Enki Education has a great story to introduce the finger-knitting verse (based around the frog life cycle, it's really quite clever), so we worked with that and then moved on to the actual craft work. Even though the story was geared towards Kindergartners (which is when most folks introduce finger-knitting to their kids), Zoo Boy's fine motor skills were no where near ready for that sort of thing when we were doing K. But it was a really good fit now.

Not surprisingly, J, our experienced crochet fan, took to the finger-knitting right away, and was pretty excited to be shown a new way of stringing rows of knots together.

Zoo Boy was less enthusiastic, and insisted pretty much the entire time that he wasn't going to like knitting. Anticipating that, I had told J not to tell him the name of what we were doing at first, and that worked for a while to keep him with us, until he asked me what this was called, then I had to fess up. By then, he'd already created a short row of knitting, so although he complained about not liking knitting, he was still pretty proud to show off what he'd accomplished by the time we were done with it.

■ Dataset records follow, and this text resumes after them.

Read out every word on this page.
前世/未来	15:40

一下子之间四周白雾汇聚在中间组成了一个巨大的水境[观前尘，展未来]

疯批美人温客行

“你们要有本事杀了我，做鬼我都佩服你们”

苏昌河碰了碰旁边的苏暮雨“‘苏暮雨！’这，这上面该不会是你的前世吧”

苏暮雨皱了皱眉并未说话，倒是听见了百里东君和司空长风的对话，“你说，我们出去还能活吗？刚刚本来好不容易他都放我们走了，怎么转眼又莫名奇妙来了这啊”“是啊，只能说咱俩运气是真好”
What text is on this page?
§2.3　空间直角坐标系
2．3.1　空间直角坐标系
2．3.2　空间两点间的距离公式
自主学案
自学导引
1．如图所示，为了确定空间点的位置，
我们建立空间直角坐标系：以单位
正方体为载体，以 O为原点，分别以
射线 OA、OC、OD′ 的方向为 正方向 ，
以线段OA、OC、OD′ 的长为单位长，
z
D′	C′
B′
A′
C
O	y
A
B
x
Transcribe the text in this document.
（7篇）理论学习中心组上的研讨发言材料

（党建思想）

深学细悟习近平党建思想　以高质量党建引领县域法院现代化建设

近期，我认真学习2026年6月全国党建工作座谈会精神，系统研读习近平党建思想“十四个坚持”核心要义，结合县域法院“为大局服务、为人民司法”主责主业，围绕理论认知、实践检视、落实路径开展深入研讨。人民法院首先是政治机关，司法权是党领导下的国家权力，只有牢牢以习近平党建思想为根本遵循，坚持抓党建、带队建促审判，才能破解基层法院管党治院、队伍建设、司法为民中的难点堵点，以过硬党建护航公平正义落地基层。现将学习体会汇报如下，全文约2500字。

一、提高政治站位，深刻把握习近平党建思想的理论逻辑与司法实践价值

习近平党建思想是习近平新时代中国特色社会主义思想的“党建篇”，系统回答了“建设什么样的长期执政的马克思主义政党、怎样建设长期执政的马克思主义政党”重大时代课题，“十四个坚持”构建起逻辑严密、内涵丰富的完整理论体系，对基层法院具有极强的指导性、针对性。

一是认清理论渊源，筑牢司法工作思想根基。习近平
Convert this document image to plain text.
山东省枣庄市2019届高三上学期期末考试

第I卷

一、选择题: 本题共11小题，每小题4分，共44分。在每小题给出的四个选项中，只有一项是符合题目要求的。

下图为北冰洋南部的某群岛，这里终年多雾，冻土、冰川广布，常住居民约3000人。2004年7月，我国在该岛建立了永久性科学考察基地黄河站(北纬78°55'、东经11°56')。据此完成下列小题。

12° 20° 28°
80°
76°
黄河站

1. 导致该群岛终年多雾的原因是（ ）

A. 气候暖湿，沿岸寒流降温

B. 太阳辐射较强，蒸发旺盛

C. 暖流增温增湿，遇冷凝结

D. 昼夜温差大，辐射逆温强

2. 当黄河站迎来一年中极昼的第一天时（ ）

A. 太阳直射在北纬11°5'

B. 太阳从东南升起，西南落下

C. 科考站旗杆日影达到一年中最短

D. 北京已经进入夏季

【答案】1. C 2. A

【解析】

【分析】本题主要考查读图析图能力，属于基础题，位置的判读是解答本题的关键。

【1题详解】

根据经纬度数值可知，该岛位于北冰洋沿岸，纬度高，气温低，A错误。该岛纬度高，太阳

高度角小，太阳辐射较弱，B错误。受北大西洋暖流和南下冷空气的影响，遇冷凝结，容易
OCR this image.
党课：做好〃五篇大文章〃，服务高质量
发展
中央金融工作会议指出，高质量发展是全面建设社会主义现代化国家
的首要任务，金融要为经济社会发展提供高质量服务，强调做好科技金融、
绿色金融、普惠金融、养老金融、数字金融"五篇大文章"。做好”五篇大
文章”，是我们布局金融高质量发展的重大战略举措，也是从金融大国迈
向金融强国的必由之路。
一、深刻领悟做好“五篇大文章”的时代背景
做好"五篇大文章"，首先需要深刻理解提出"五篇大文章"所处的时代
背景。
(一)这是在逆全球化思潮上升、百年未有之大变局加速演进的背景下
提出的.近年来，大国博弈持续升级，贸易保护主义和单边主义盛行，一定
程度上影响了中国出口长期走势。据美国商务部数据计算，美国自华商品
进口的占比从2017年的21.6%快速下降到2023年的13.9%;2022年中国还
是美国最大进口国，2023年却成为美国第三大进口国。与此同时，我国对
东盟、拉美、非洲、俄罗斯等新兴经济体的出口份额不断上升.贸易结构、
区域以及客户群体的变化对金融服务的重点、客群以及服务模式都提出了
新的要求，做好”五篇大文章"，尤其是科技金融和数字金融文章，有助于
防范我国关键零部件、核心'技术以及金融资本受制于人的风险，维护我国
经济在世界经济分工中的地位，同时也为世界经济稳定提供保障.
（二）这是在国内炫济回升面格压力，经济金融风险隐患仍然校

J shows off his work-in-progress. I whipped up a quick chain that was just long enough to show them some of the things that could be made from finger-knitted chains. I told them we could shape them and spray them to make them stiff for ornaments for our holiday tree (I had no takers on that). I showed them that they could be belts, or bows, or lengths of rope, or collars for stuffed animals. No one seemed too enthusiastic, but we'll see if some ideas churn up after it rests in their minds for a bit.

Then I showed them how to bind off. Zoo Boy shows off his finished tube. I told him that working on finger-knitting is good for his handwriting -- I'm not sure he bought it, but he agreed that he'd rather be knitting than writing, so that's something anyway.

Our morning's work -- the blue is mine, the purple is J's, the green is Zoo Boy's.
If nothing else, they've made really good cat toys, they all disappeared off the bed within five minutes of having finished them and haven't been seen since.